5

I have two coreos machines with CoreOS beta (1185.2.0).

I install kuberentes with rkt containers using a modified script, the original script is at https://github.com/coreos/coreos-kubernetes/tree/master/multi-node/generic. the modified version is at https://github.com/kfirufk/coreos-kubernetes-multi-node-generic-install-script.

the environment variables that I set for the script are:

ADVERTISE_IP=10.79.218.2
ETCD_ENDPOINTS="https://coreos-2.tux-in.com:2379,https://coreos-3.tux-in.com:2379"
K8S_VER=v1.4.3_coreos.0
HYPERKUBE_IMAGE_REPO=quay.io/coreos/hyperkube
POD_NETWORK=10.2.0.0/16
SERVICE_IP_RANGE=10.3.0.0/24
K8S_SERVICE_IP=10.3.0.1
DNS_SERVICE_IP=10.3.0.10
USE_CALICO=true
CONTAINER_RUNTIME=rkt
ETCD_CERT_FILE="/etc/ssl/etcd/etcd1.pem"
ETCD_KEY_FILE="/etc/ssl/etcd/etcd1-key.pem"
ETCD_TRUSTED_CA_FILE="/etc/ssl/etcd/ca.pem"
ETCD_CLIENT_CERT_AUTH=true
OVERWRITE_ALL_FILES=true
CONTROLLER_HOSTNAME="coreos-2.tux-in.com"
ETCD_CERT_ROOT_DIR="/etc/ssl/etcd"
ETCD_SCHEME="https"
ETCD_AUTHORITY="coreos-2.tux-in.com:2379"
IS_MASK_UPDATE_ENGINE=false

the most noted changes is added support for etcd2 tls certificates and kubeconfig yaml usage instead of depreated --api-server.

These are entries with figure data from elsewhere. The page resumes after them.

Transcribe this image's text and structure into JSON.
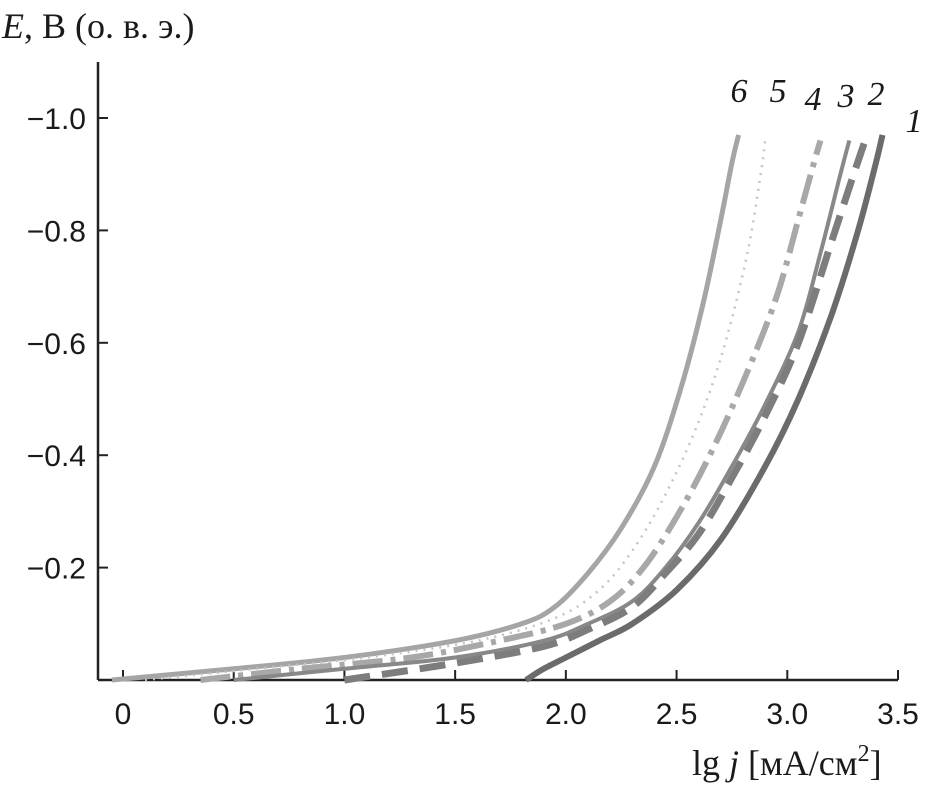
{
  "chart_data": {
    "type": "line",
    "title": "",
    "ylabel": {
      "italic": "E",
      "rest": ", В (о. в. э.)"
    },
    "xlabel": {
      "prefix": "lg ",
      "italic": "j",
      "rest": " [мА/см",
      "sup": "2",
      "end": "]"
    },
    "xlim": [
      -0.12,
      3.5
    ],
    "ylim": [
      0,
      -1.1
    ],
    "x_ticks": [
      0,
      0.5,
      1.0,
      1.5,
      2.0,
      2.5,
      3.0,
      3.5
    ],
    "x_tick_labels": [
      "0",
      "0.5",
      "1.0",
      "1.5",
      "2.0",
      "2.5",
      "3.0",
      "3.5"
    ],
    "y_ticks": [
      -0.2,
      -0.4,
      -0.6,
      -0.8,
      -1.0
    ],
    "y_tick_labels": [
      "−0.2",
      "−0.4",
      "−0.6",
      "−0.8",
      "−1.0"
    ],
    "grid": false,
    "legend": "curve labels at top-right",
    "series": [
      {
        "label": "1",
        "color": "#6b6b6b",
        "dash": "",
        "width": 6,
        "x": [
          1.82,
          1.9,
          2.0,
          2.15,
          2.3,
          2.5,
          2.7,
          2.9,
          3.05,
          3.2,
          3.32,
          3.4,
          3.43
        ],
        "y": [
          0.0,
          -0.02,
          -0.04,
          -0.07,
          -0.1,
          -0.16,
          -0.25,
          -0.38,
          -0.5,
          -0.65,
          -0.8,
          -0.92,
          -0.97
        ]
      },
      {
        "label": "2",
        "color": "#7d7d7d",
        "dash": "26,12",
        "width": 7,
        "x": [
          1.0,
          1.5,
          1.9,
          2.1,
          2.3,
          2.45,
          2.6,
          2.75,
          2.9,
          3.05,
          3.2,
          3.3,
          3.36
        ],
        "y": [
          0.0,
          -0.03,
          -0.06,
          -0.09,
          -0.13,
          -0.19,
          -0.26,
          -0.36,
          -0.47,
          -0.6,
          -0.78,
          -0.9,
          -0.97
        ]
      },
      {
        "label": "3",
        "color": "#888888",
        "dash": "",
        "width": 4,
        "x": [
          0.5,
          1.0,
          1.5,
          1.9,
          2.1,
          2.3,
          2.45,
          2.6,
          2.75,
          2.9,
          3.05,
          3.15,
          3.24,
          3.28
        ],
        "y": [
          0.0,
          -0.02,
          -0.04,
          -0.07,
          -0.1,
          -0.14,
          -0.2,
          -0.28,
          -0.38,
          -0.49,
          -0.62,
          -0.76,
          -0.9,
          -0.96
        ]
      },
      {
        "label": "4",
        "color": "#a8a8a8",
        "dash": "30,8,5,8",
        "width": 6,
        "x": [
          0.35,
          0.8,
          1.3,
          1.7,
          2.0,
          2.2,
          2.35,
          2.5,
          2.65,
          2.8,
          2.95,
          3.05,
          3.12,
          3.15
        ],
        "y": [
          0.0,
          -0.02,
          -0.04,
          -0.07,
          -0.1,
          -0.14,
          -0.2,
          -0.29,
          -0.4,
          -0.53,
          -0.68,
          -0.82,
          -0.92,
          -0.96
        ]
      },
      {
        "label": "5",
        "color": "#c4c4c4",
        "dash": "2,6",
        "width": 2.5,
        "x": [
          0.1,
          0.6,
          1.1,
          1.6,
          1.95,
          2.15,
          2.3,
          2.45,
          2.6,
          2.72,
          2.82,
          2.88,
          2.9
        ],
        "y": [
          0.0,
          -0.02,
          -0.04,
          -0.07,
          -0.11,
          -0.16,
          -0.23,
          -0.33,
          -0.46,
          -0.6,
          -0.76,
          -0.9,
          -0.96
        ]
      },
      {
        "label": "6",
        "color": "#a5a5a5",
        "dash": "",
        "width": 5,
        "x": [
          -0.05,
          0.5,
          1.0,
          1.5,
          1.8,
          1.95,
          2.1,
          2.25,
          2.4,
          2.52,
          2.62,
          2.7,
          2.75,
          2.78
        ],
        "y": [
          0.0,
          -0.02,
          -0.04,
          -0.07,
          -0.1,
          -0.13,
          -0.19,
          -0.27,
          -0.38,
          -0.52,
          -0.67,
          -0.82,
          -0.92,
          -0.97
        ]
      }
    ]
  }
}
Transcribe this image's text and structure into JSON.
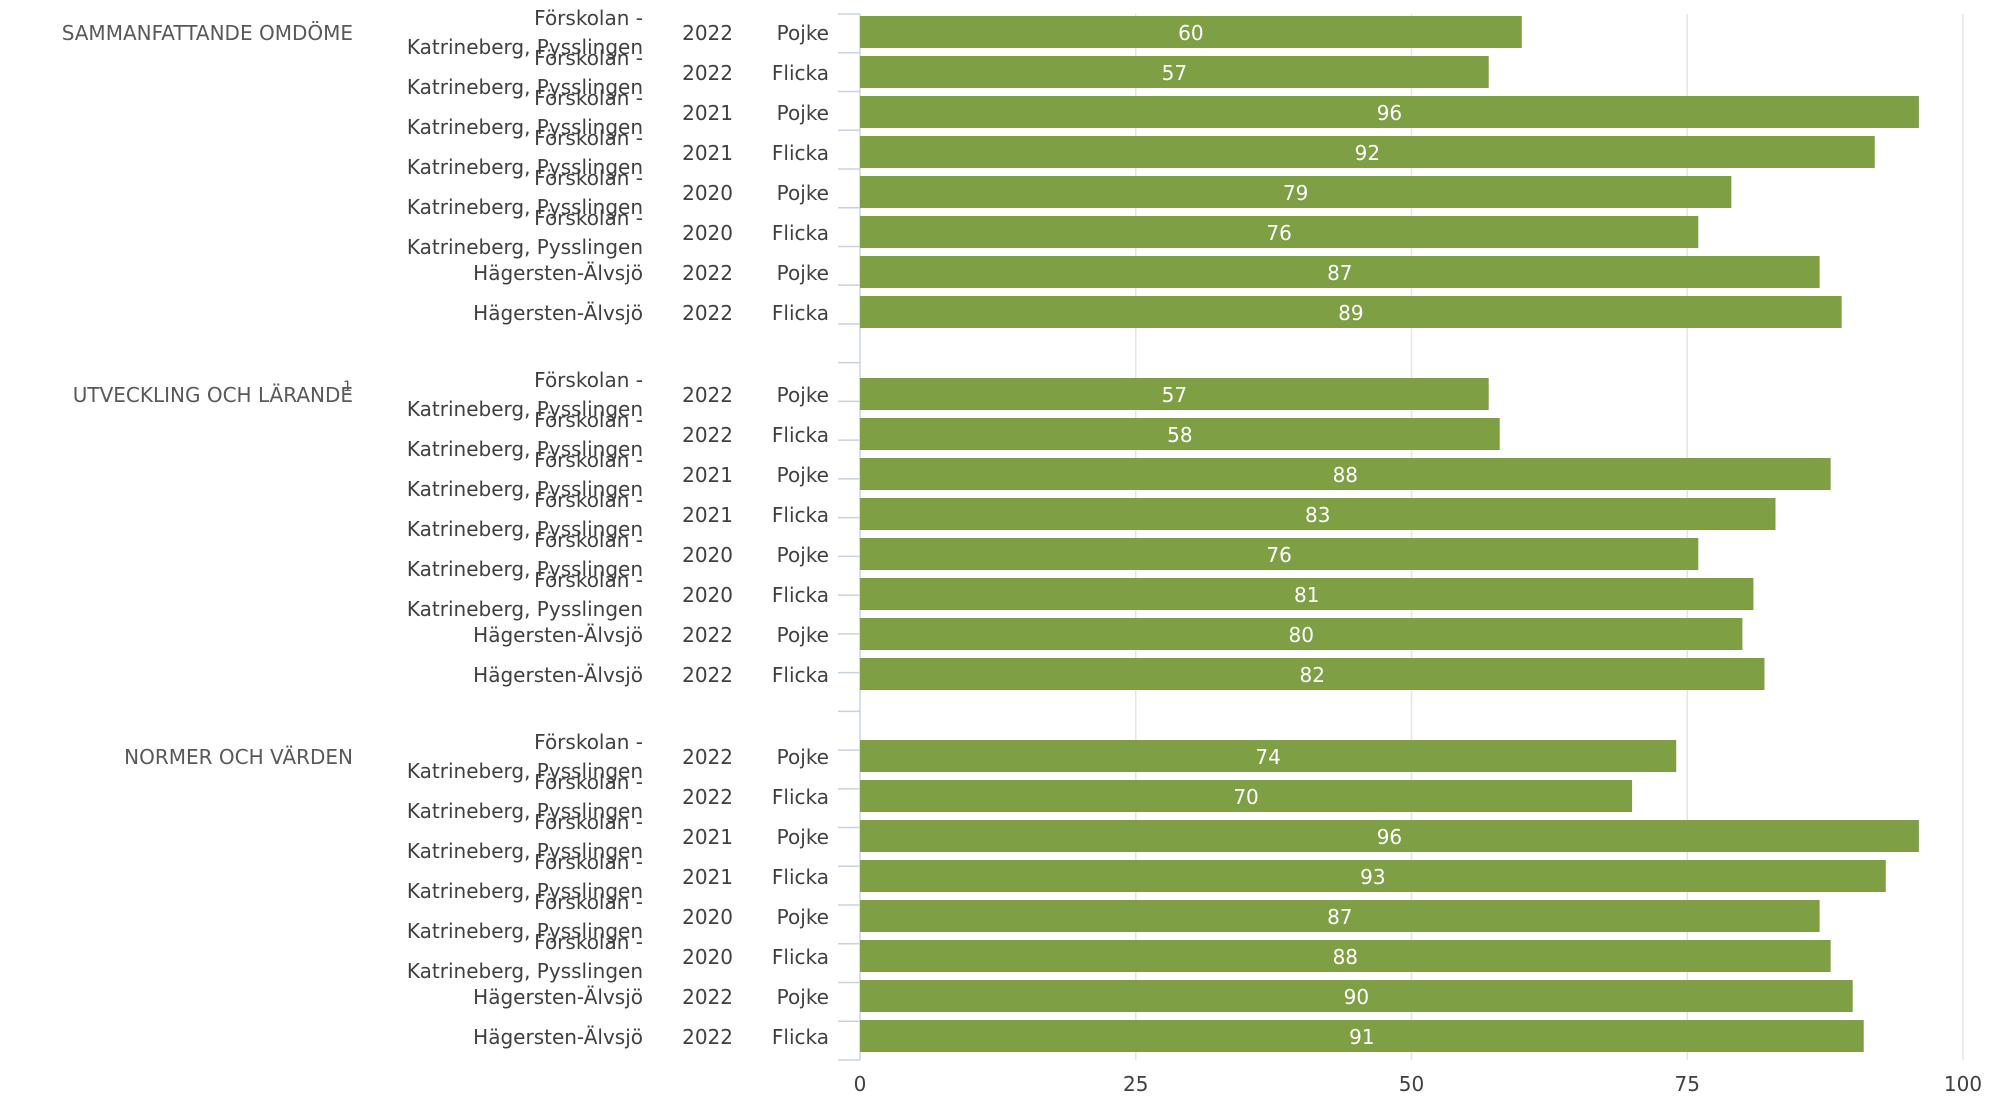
{
  "chart_data": {
    "type": "bar",
    "orientation": "horizontal",
    "bar_color": "#7f9f45",
    "xlim": [
      0,
      100
    ],
    "x_ticks": [
      "0",
      "25",
      "50",
      "75",
      "100"
    ],
    "grid": true,
    "groups": [
      {
        "label": "SAMMANFATTANDE OMDÖME",
        "footnote": "",
        "rows": [
          {
            "unit": "Förskolan - Katrineberg, Pysslingen",
            "year": "2022",
            "gender": "Pojke",
            "value": 60
          },
          {
            "unit": "Förskolan - Katrineberg, Pysslingen",
            "year": "2022",
            "gender": "Flicka",
            "value": 57
          },
          {
            "unit": "Förskolan - Katrineberg, Pysslingen",
            "year": "2021",
            "gender": "Pojke",
            "value": 96
          },
          {
            "unit": "Förskolan - Katrineberg, Pysslingen",
            "year": "2021",
            "gender": "Flicka",
            "value": 92
          },
          {
            "unit": "Förskolan - Katrineberg, Pysslingen",
            "year": "2020",
            "gender": "Pojke",
            "value": 79
          },
          {
            "unit": "Förskolan - Katrineberg, Pysslingen",
            "year": "2020",
            "gender": "Flicka",
            "value": 76
          },
          {
            "unit": "Hägersten-Älvsjö",
            "year": "2022",
            "gender": "Pojke",
            "value": 87
          },
          {
            "unit": "Hägersten-Älvsjö",
            "year": "2022",
            "gender": "Flicka",
            "value": 89
          }
        ]
      },
      {
        "label": "UTVECKLING OCH LÄRANDE",
        "footnote": "1",
        "rows": [
          {
            "unit": "Förskolan - Katrineberg, Pysslingen",
            "year": "2022",
            "gender": "Pojke",
            "value": 57
          },
          {
            "unit": "Förskolan - Katrineberg, Pysslingen",
            "year": "2022",
            "gender": "Flicka",
            "value": 58
          },
          {
            "unit": "Förskolan - Katrineberg, Pysslingen",
            "year": "2021",
            "gender": "Pojke",
            "value": 88
          },
          {
            "unit": "Förskolan - Katrineberg, Pysslingen",
            "year": "2021",
            "gender": "Flicka",
            "value": 83
          },
          {
            "unit": "Förskolan - Katrineberg, Pysslingen",
            "year": "2020",
            "gender": "Pojke",
            "value": 76
          },
          {
            "unit": "Förskolan - Katrineberg, Pysslingen",
            "year": "2020",
            "gender": "Flicka",
            "value": 81
          },
          {
            "unit": "Hägersten-Älvsjö",
            "year": "2022",
            "gender": "Pojke",
            "value": 80
          },
          {
            "unit": "Hägersten-Älvsjö",
            "year": "2022",
            "gender": "Flicka",
            "value": 82
          }
        ]
      },
      {
        "label": "NORMER OCH VÄRDEN",
        "footnote": "",
        "rows": [
          {
            "unit": "Förskolan - Katrineberg, Pysslingen",
            "year": "2022",
            "gender": "Pojke",
            "value": 74
          },
          {
            "unit": "Förskolan - Katrineberg, Pysslingen",
            "year": "2022",
            "gender": "Flicka",
            "value": 70
          },
          {
            "unit": "Förskolan - Katrineberg, Pysslingen",
            "year": "2021",
            "gender": "Pojke",
            "value": 96
          },
          {
            "unit": "Förskolan - Katrineberg, Pysslingen",
            "year": "2021",
            "gender": "Flicka",
            "value": 93
          },
          {
            "unit": "Förskolan - Katrineberg, Pysslingen",
            "year": "2020",
            "gender": "Pojke",
            "value": 87
          },
          {
            "unit": "Förskolan - Katrineberg, Pysslingen",
            "year": "2020",
            "gender": "Flicka",
            "value": 88
          },
          {
            "unit": "Hägersten-Älvsjö",
            "year": "2022",
            "gender": "Pojke",
            "value": 90
          },
          {
            "unit": "Hägersten-Älvsjö",
            "year": "2022",
            "gender": "Flicka",
            "value": 91
          }
        ]
      }
    ]
  }
}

currently I'm trying to install using the controller script for coreos-2.tux-in.com.

the kubeconfig yaml for the controller node contains:

current-context: tuxin-coreos-context
apiVersion: v1
clusters:
- cluster:
    certificate-authority: /etc/kubernetes/ssl/ca.pem
    server: https://coreos-2.tux-in.com:443
  name: tuxin-coreos-cluster
contexts:
- context:
    cluster: tuxin-coreos-cluster
  name: tuxin-coreos-context
kind: Config
preferences:
  colors: true
users:
- name: kubelet
  user:
    client-certificate: /etc/kubernetes/ssl/apiserver.pem
    client-key: /etc/kubernetes/ssl/apiserver-key.pem

the generated kubelet.servicefile contains

[Service]
Environment=KUBELET_VERSION=v1.4.3_coreos.0
Environment=KUBELET_ACI=quay.io/coreos/hyperkube
Environment="RKT_OPTS=--volume dns,kind=host,source=/etc/resolv.conf   --mount volume=dns,target=/etc/resolv.conf   --volume rkt,kind=host,source=/opt/bin/host-rkt   --mount volume=rkt,target=/usr/bin/rkt   --volume var-lib-rkt,kind=host,source=/var/lib/rkt   --mount volume=var-lib-rkt,target=/var/lib/rkt   --volume stage,kind=host,source=/tmp   --mount volume=stage,target=/tmp   --volume var-log,kind=host,source=/var/log   --mount volume=var-log,target=/var/log"
ExecStartPre=/usr/bin/mkdir -p /etc/kubernetes/manifests
ExecStartPre=/usr/bin/mkdir -p /var/log/containers
ExecStart=/usr/lib/coreos/kubelet-wrapper   --kubeconfig=/etc/kubernetes/controller-kubeconfig.yaml   --register-schedulable=false   --cni-conf-dir=/etc/kubernetes/cni/net.d   --network-plugin=cni   --container-runtime=rkt   --rkt-path=/usr/bin/rkt   --rkt-stage1-image=coreos.com/rkt/stage1-coreos   --allow-privileged=true   --pod-manifest-path=/etc/kubernetes/manifests   --hostname-override=10.79.218.2   --cluster_dns=10.3.0.10   --cluster_domain=cluster.local
Restart=always
RestartSec=10

[Install]
WantedBy=multi-user.target

now.. I'm pretty sure it's related to using --kubeconfig instead of --api-server cause I started getting this error only after this change.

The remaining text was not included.